São as passarelas dos operários, suspensos no vazio, a passagem entre uma ala do prédio e outra, pernas que se sucedem, rápido, no alto, pernas e braços, braços e músculos, no alto, o vaivém das vidas que dançam a valsa da construção. Um dois três, um dois três, um dois três, o vazio, a vida embaixo, a vertigem, um dois três, os operários que dançam no fio, no alto, um dois três

perto dos astros.

 

Na rua, olhamos para eles como trapezistas no circo, com o desejo inconfesso da queda.

 

 

 

 

 

 

§

 

 

Um desastre de fuligem e cinzas

 

deve ter sido assim

no primeiro dia

 

a construção e a ruína

cercando a planície

 

logo, do nada, a torre

no meio

 

esse desafio sem fim

para misturar o nosso destino

 

e entre a falha e o medo

erguer uma cidade

uma fronteira

 

 

onde deshabitar é nossa morada

 

 

 

 

 

 

§

 

 

E chegou o dia do estuque

 

 

o branco nos flancos

entre as costelas,

um branco absoluto,

tão escasso.

 

Parecem anjos

de gesso

ou papel machê

 

essa estranha transparência

ancorada no chão

 

a imitação imperfeita daquilo

que não somos,

 

um espelho trincado

 

um futuro para onde erramos.

 

 

[Poemas do livro Animal extremo.
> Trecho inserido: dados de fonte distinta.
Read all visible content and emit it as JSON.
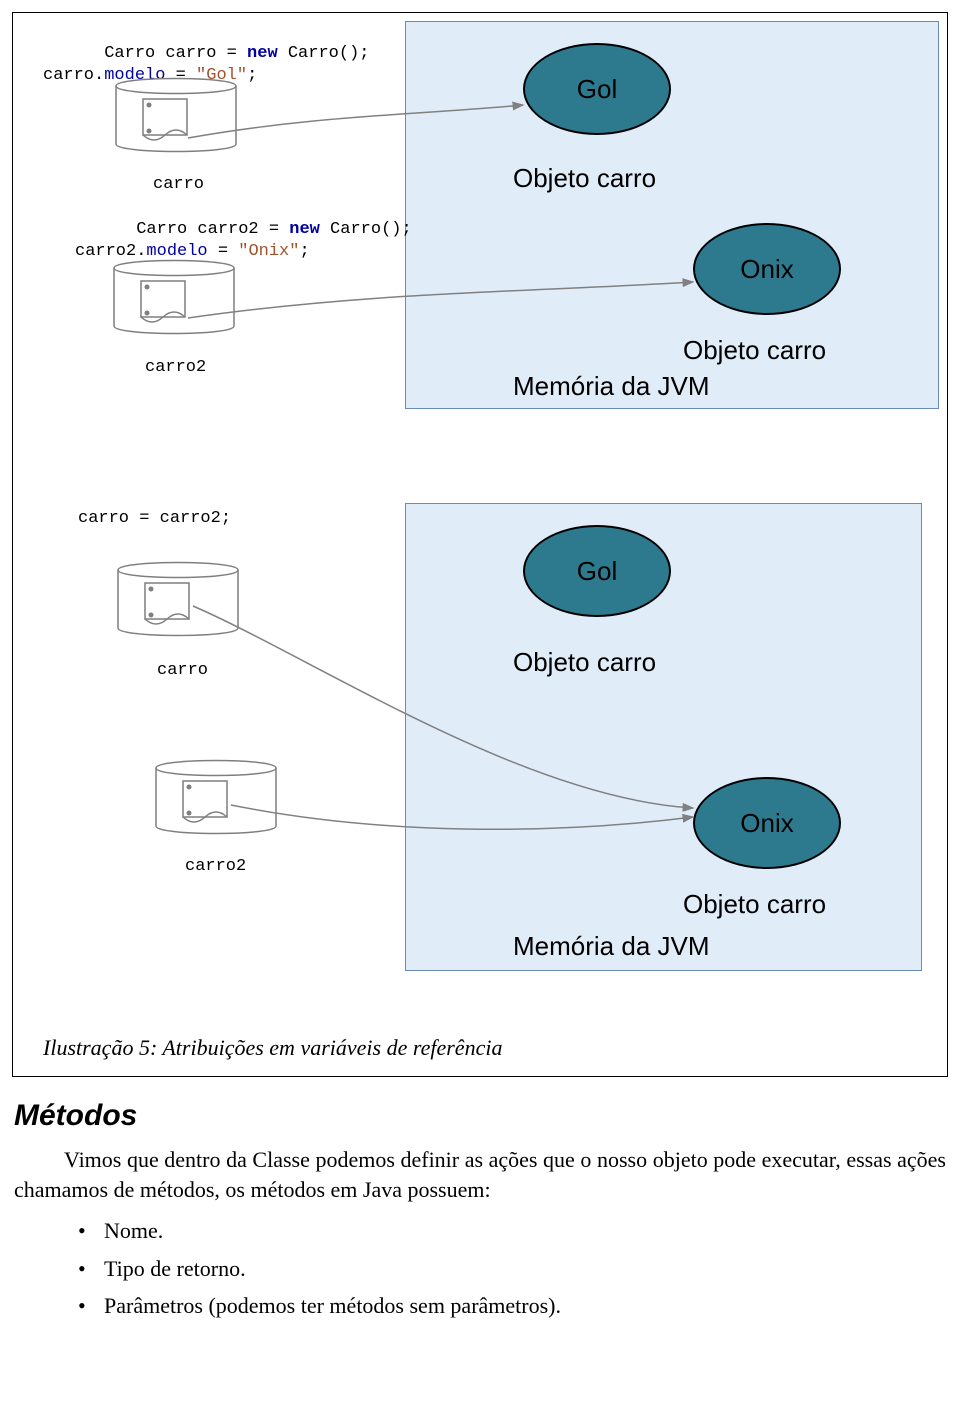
{
  "code": {
    "block1": {
      "line1_pre": "Carro carro = ",
      "line1_new": "new",
      "line1_post": " Carro();",
      "line2_pre": "carro.",
      "line2_mem": "modelo",
      "line2_eq": " = ",
      "line2_str": "\"Gol\"",
      "line2_end": ";"
    },
    "label1": "carro",
    "block2": {
      "line1_pre": "Carro carro2 = ",
      "line1_new": "new",
      "line1_post": " Carro();",
      "line2_pre": "carro2.",
      "line2_mem": "modelo",
      "line2_eq": " = ",
      "line2_str": "\"Onix\"",
      "line2_end": ";"
    },
    "label2": "carro2",
    "block3": "carro = carro2;",
    "label3a": "carro",
    "label3b": "carro2"
  },
  "memory1": {
    "gol": "Gol",
    "onix": "Onix",
    "obj1": "Objeto carro",
    "obj2": "Objeto carro",
    "title": "Memória da JVM"
  },
  "memory2": {
    "gol": "Gol",
    "onix": "Onix",
    "obj1": "Objeto carro",
    "obj2": "Objeto carro",
    "title": "Memória da JVM"
  },
  "caption": "Ilustração 5: Atribuições em variáveis de referência",
  "section": {
    "title": "Métodos",
    "para": "Vimos que dentro da Classe podemos definir as ações que o nosso objeto pode executar, essas ações chamamos de métodos, os métodos em Java possuem:",
    "bullets": [
      "Nome.",
      "Tipo de retorno.",
      "Parâmetros (podemos ter métodos sem parâmetros)."
    ]
  }
}
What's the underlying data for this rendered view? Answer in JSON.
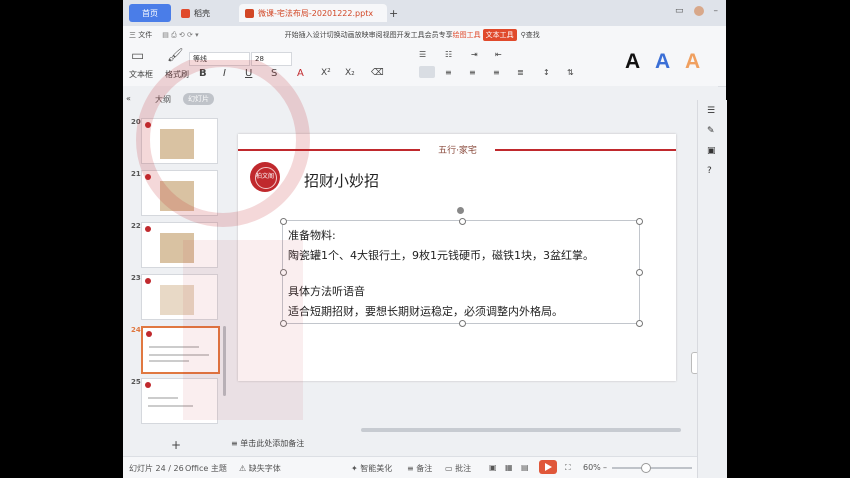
{
  "window": {
    "tabs": [
      {
        "label": "首页"
      },
      {
        "label": "稻壳"
      },
      {
        "label": "微课-宅法布局-20201222.pptx"
      }
    ]
  },
  "menubar": {
    "file": "三 文件",
    "items": "开始插入设计切换动画放映审阅视图",
    "dev": "开发工具",
    "vip": "会员专享",
    "drawing": "绘图工具",
    "text_tools": "文本工具",
    "search": "查找"
  },
  "ribbon": {
    "textbox_label": "文本框",
    "format_brush": "格式刷",
    "font_name": "等线",
    "font_size": "28",
    "style_A": "A"
  },
  "thumb_panel": {
    "header": "大纲",
    "pill": "幻灯片",
    "slides": [
      {
        "num": "20"
      },
      {
        "num": "21"
      },
      {
        "num": "22"
      },
      {
        "num": "23"
      },
      {
        "num": "24"
      },
      {
        "num": "25"
      }
    ],
    "add": "+"
  },
  "slide": {
    "header": "五行·家宅",
    "seal_text": "柏文阁",
    "title": "招财小妙招",
    "lines": [
      "准备物料:",
      "陶瓷罐1个、4大银行土，9枚1元钱硬币，磁铁1块，3盆红掌。",
      "",
      "具体方法听语音",
      "适合短期招财，要想长期财运稳定，必须调整内外格局。"
    ]
  },
  "notes_placeholder": "单击此处添加备注",
  "status": {
    "slide_count": "幻灯片 24 / 26",
    "theme": "Office 主题",
    "missing_font": "缺失字体",
    "beautify": "智能美化",
    "notes": "备注",
    "comments": "批注",
    "zoom": "60%"
  },
  "colors": {
    "accent_red": "#c0292d",
    "menu_active": "#e04a2c",
    "home_tab": "#4a7de8"
  }
}
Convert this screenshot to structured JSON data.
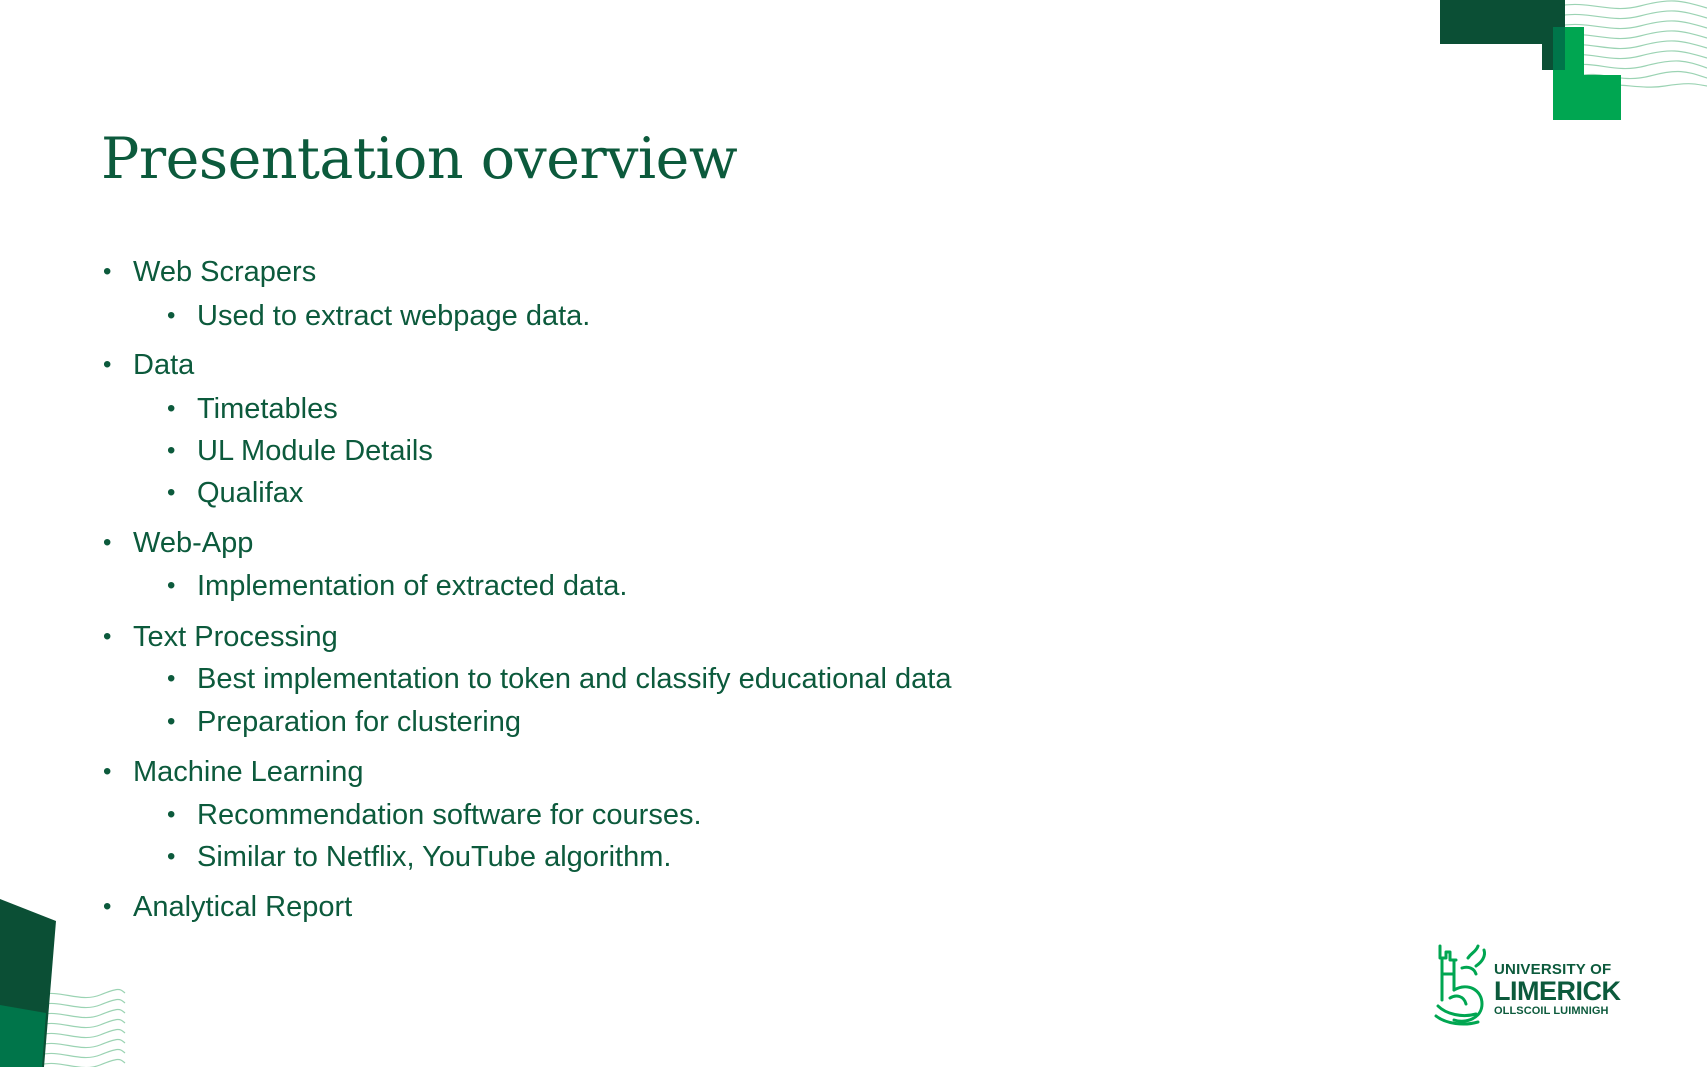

São Paulo, Patuá, 2017]

 

 

dezembro, 2019

 

 

Prisca Agustoni nasceu e cresceu entre a Suíça italiana e a Suíça francesa. Desde 2003 mora no Brasil, onde trabalha como professora de literatura italiana e comparada na Universidade Federal de Juiz de Fora/MG. Poeta, autora de livros infanto-juvenis, tradutora, ela escreve e se autotraduz em italiano, francês e português. Suas publicações mais recentes foram Un ciel provisoire(Genebra: Samizdat, 2015, sel. Prix Frontière); Casa dos ossos(Juiz de Fora: Macondo, 2017, semifinalista Oceanos) e Animal extremo(São Paulo: Patuá, 2017).